Will I have to eliminate foods to figure out what triggers my IBS? How do I deal with giving up foods that I like?
“After getting a good history from the patients, sometimes it becomes clear which foods are triggering symptoms. In those cases, I simply ask the patient to stop or limit the intake of those foods and to keep a diary of their symptoms. Unfortunately, in most cases, this isn’t as clear and an initial period of a restricted diet is needed to better understand which foods are playing a role.
The low FODMAPs diet is commonly used during the initial ‘restricted diet’ phase, but it’s important to transition to a ‘food challenges’ phase with the help of a dietitian. The idea is to use the diet as a tool to identify the foods that are triggering symptoms. In other words, each individual will likely need only a few of the many restrictions that are recommended in the low FODMAPs diet.”
How damaging is it to eat something that triggers my IBS?
“Generally speaking, the effect of eating one of the foods thought to be a trigger only has a short duration, not longer than a few days.”
Will I always live with IBS?
“We do consider IBS a chronic condition, so in that sense, the answer is yes. But we have many tools to treat it and the vast majority of our IBS patients can have a great quality of life with few if any dietary restrictions.”
What are some misconceptions about IBS?
“Probably the worst misconception is that ‘IBS doesn’t exist.’ Another common misconception the idea that IBS is ‘just a psychological problem.’ As you can imagine, these ideas only add to the frustration of patients who are already suffering from IBS symptoms.
Another one is that there is one single treatment—a particular diet, a probiotic, or a medication—that works for everybody. As mentioned previously, the treatment has to be tailored to each individual patient.”
I’m ashamed to talk about the fact that I have IBS. Is there any reason to feel embarrassed? How do you recommend managing it?

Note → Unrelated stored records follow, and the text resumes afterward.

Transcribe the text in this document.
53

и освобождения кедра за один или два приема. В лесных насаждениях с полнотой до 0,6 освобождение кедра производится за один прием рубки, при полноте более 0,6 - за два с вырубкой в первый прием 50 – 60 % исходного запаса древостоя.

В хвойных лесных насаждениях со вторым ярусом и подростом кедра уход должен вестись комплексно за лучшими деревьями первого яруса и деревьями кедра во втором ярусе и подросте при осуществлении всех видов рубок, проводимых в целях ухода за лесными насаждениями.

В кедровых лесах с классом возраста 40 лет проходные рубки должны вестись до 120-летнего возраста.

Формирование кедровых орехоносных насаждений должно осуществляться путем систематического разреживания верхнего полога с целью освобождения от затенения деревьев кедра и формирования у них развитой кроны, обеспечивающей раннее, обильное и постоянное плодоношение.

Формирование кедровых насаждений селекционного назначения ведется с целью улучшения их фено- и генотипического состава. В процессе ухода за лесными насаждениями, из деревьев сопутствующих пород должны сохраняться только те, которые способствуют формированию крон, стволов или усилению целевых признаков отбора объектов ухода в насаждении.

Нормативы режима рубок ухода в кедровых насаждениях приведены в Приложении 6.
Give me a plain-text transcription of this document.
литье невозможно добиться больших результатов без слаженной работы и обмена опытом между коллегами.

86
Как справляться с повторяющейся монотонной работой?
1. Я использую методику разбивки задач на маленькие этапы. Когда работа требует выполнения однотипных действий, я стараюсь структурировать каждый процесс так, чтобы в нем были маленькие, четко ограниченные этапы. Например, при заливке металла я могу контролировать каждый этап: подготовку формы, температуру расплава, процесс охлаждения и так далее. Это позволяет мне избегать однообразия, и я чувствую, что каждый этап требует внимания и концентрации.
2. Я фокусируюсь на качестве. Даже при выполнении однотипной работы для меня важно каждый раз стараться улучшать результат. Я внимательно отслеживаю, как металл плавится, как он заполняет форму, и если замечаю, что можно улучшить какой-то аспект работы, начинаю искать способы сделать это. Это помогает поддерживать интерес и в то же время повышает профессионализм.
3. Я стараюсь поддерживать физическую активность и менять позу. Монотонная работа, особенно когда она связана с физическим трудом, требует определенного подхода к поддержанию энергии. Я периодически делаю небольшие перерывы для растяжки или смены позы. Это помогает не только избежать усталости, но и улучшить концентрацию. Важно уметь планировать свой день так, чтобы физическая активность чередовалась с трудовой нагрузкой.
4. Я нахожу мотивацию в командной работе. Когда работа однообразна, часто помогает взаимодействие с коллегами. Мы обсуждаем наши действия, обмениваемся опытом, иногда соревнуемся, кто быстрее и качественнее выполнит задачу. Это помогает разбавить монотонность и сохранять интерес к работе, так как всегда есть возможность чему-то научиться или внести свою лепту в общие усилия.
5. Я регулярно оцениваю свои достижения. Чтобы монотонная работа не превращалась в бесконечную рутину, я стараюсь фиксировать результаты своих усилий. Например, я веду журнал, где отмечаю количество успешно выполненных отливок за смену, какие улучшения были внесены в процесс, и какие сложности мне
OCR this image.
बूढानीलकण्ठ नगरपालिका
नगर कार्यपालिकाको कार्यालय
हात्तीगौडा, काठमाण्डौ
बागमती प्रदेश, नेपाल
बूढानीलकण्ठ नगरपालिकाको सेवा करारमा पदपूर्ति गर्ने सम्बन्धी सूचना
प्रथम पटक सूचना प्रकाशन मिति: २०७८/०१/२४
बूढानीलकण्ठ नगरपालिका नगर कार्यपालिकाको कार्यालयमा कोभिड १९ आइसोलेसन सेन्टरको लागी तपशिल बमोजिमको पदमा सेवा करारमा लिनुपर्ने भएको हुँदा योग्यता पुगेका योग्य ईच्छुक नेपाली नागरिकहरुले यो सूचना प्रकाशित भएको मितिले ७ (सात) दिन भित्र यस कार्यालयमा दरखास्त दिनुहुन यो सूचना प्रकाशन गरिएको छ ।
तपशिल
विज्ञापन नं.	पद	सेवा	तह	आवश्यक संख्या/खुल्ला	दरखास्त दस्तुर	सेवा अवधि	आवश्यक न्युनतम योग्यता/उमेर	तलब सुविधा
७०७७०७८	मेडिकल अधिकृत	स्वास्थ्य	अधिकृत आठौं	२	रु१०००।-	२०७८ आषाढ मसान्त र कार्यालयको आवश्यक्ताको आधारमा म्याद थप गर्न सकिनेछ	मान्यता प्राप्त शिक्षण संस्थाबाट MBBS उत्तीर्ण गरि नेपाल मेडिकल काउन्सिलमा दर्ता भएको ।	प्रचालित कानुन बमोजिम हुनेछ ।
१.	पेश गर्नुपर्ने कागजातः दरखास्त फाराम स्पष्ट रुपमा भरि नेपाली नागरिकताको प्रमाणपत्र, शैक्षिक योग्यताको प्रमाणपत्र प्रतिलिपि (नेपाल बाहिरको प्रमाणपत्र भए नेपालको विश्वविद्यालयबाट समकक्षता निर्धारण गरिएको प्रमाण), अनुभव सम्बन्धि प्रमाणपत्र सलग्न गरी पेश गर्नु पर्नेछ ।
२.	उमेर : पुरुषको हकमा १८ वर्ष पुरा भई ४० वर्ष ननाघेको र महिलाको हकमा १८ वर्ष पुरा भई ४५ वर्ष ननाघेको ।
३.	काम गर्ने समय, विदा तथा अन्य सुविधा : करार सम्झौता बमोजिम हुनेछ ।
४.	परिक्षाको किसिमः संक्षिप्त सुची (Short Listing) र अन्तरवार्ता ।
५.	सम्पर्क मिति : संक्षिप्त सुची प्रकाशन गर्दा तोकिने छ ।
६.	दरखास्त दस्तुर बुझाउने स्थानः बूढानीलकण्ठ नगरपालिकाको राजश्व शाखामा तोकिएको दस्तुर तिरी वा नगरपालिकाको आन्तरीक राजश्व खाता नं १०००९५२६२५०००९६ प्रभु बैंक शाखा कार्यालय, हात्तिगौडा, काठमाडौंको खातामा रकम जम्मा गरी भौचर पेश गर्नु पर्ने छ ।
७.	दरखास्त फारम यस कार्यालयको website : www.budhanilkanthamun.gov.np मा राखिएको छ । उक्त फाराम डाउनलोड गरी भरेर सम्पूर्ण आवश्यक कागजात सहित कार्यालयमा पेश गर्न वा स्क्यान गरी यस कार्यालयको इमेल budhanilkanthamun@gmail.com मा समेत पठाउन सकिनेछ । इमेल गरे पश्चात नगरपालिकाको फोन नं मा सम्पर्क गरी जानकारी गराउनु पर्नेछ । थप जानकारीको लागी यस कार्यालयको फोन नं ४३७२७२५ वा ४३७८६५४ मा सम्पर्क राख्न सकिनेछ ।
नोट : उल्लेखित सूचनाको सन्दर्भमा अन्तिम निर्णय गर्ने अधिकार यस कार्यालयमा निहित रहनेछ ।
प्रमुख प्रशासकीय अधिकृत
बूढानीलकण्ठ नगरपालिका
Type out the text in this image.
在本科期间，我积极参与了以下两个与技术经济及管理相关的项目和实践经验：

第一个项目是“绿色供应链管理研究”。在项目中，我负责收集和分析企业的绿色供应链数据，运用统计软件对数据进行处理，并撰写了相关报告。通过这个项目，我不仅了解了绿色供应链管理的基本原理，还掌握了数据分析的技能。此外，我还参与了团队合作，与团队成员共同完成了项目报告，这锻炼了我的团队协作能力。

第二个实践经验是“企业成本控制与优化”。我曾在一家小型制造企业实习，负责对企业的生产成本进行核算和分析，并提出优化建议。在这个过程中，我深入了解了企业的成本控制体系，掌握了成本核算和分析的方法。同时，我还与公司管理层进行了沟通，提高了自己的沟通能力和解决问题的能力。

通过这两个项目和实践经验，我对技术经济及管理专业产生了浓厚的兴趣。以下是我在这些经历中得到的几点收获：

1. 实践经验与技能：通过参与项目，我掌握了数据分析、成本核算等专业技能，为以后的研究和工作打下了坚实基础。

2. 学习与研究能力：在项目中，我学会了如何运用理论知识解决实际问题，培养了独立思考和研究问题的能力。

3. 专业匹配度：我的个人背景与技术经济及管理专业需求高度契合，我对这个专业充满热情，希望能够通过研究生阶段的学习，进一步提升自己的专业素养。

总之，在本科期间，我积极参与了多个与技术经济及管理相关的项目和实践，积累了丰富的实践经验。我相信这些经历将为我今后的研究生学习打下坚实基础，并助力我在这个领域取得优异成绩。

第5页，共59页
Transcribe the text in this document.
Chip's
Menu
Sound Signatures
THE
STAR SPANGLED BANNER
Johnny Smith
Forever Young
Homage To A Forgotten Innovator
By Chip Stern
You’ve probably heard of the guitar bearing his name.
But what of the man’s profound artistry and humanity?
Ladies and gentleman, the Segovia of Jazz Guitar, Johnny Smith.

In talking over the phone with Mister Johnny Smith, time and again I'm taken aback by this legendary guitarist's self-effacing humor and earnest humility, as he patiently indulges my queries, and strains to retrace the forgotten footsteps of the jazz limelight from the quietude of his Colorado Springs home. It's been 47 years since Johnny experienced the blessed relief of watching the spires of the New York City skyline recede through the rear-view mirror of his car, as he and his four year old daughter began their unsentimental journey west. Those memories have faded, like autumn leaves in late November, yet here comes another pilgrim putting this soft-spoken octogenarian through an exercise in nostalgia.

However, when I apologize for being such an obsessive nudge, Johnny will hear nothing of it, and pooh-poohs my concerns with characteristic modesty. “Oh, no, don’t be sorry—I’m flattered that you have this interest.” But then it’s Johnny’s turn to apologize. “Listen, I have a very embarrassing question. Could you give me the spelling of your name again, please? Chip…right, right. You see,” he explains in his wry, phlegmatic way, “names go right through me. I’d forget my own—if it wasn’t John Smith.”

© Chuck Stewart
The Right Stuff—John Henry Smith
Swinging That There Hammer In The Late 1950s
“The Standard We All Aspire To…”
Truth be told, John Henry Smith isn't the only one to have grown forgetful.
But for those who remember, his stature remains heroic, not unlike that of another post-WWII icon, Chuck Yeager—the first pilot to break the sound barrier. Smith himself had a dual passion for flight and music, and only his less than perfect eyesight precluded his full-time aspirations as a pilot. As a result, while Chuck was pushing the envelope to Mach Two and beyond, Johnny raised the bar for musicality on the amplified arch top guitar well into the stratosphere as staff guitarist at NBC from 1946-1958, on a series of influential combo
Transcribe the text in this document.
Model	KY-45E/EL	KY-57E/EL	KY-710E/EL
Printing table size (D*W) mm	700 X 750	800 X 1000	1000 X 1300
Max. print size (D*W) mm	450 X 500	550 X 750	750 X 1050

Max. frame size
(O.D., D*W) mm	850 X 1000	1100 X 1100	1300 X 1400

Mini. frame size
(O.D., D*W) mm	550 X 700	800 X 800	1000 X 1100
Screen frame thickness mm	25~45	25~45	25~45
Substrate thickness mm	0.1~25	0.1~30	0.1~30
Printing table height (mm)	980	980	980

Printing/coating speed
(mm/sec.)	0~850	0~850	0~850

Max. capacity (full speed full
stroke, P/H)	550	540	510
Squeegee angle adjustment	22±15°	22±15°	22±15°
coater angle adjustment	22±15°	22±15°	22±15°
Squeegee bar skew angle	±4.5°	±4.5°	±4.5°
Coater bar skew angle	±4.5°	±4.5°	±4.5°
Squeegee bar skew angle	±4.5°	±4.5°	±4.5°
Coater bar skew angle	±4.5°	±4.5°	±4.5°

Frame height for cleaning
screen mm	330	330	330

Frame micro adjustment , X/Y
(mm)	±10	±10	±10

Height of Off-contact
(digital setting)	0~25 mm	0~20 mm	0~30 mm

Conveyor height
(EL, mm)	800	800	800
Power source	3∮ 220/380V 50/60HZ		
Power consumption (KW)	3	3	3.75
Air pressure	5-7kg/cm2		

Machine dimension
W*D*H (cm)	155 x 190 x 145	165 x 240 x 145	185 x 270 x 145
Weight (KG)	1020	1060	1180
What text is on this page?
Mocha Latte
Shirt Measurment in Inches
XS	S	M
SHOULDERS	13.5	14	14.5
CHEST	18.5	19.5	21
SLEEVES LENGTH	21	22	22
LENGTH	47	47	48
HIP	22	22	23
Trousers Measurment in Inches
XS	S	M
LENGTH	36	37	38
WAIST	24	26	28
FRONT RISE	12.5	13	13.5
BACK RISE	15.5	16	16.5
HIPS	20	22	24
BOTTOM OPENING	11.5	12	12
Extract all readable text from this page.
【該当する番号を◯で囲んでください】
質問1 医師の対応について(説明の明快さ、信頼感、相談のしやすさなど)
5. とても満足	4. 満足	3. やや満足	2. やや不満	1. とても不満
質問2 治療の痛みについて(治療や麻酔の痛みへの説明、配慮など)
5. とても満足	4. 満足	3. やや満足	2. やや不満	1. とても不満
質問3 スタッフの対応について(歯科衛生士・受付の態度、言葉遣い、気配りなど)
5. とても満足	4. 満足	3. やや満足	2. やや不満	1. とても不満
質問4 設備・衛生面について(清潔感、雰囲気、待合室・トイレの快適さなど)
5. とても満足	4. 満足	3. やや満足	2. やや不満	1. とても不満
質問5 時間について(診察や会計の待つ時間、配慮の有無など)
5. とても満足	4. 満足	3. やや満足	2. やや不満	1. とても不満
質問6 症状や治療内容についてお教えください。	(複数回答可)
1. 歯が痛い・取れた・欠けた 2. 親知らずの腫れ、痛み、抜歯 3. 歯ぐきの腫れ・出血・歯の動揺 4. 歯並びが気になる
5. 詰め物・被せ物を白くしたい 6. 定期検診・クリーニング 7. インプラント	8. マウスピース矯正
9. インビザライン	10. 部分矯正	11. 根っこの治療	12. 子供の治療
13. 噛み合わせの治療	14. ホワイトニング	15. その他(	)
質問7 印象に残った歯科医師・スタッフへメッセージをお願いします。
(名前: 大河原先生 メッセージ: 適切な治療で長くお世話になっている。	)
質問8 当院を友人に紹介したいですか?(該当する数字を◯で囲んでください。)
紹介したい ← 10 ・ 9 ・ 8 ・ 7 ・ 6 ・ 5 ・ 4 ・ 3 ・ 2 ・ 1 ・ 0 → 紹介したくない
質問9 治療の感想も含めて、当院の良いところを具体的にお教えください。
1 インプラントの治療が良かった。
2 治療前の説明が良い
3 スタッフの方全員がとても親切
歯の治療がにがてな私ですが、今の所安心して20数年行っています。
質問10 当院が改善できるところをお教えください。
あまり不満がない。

“Don’t be embarrassed! In my office, patients often say things like, ‘Maybe this is TMI,’ etc. I tell them, ‘Look, this is all I talk about!’ We need that information in order to best help you.
Take notes regarding your symptoms and bring them to your office visit. You can read them out loud or you can ask the doctor to read them. Or take pictures of your bowel movements. A lot of times it’s easier to just show a picture than to describe your bowel movements and you don’t want to be guessing if what you saw is mucus or blood, etc.”
Are there any other questions/topics that you have encountered in your work that would be good for people struggling with IBS to know?
“An issue that comes up is that occasionally patients adopt restrictive diets prior to seeing a doctor. A gluten-free diet, for example, is necessary for patients with celiac disease and may help patients with gluten intolerance. But before going on a gluten-free diet, it’s best to consult your doctor. In patients who are already on a gluten-free diet, it becomes very difficult to diagnose celiac disease since exposure to gluten is necessary for blood tests that detect celiac disease to be accurate.
Another issue that comes up often is that in the internet era there is a lot of information out there: some good, some not very good. Ask your doctor about sites that offer accurate information and advice.”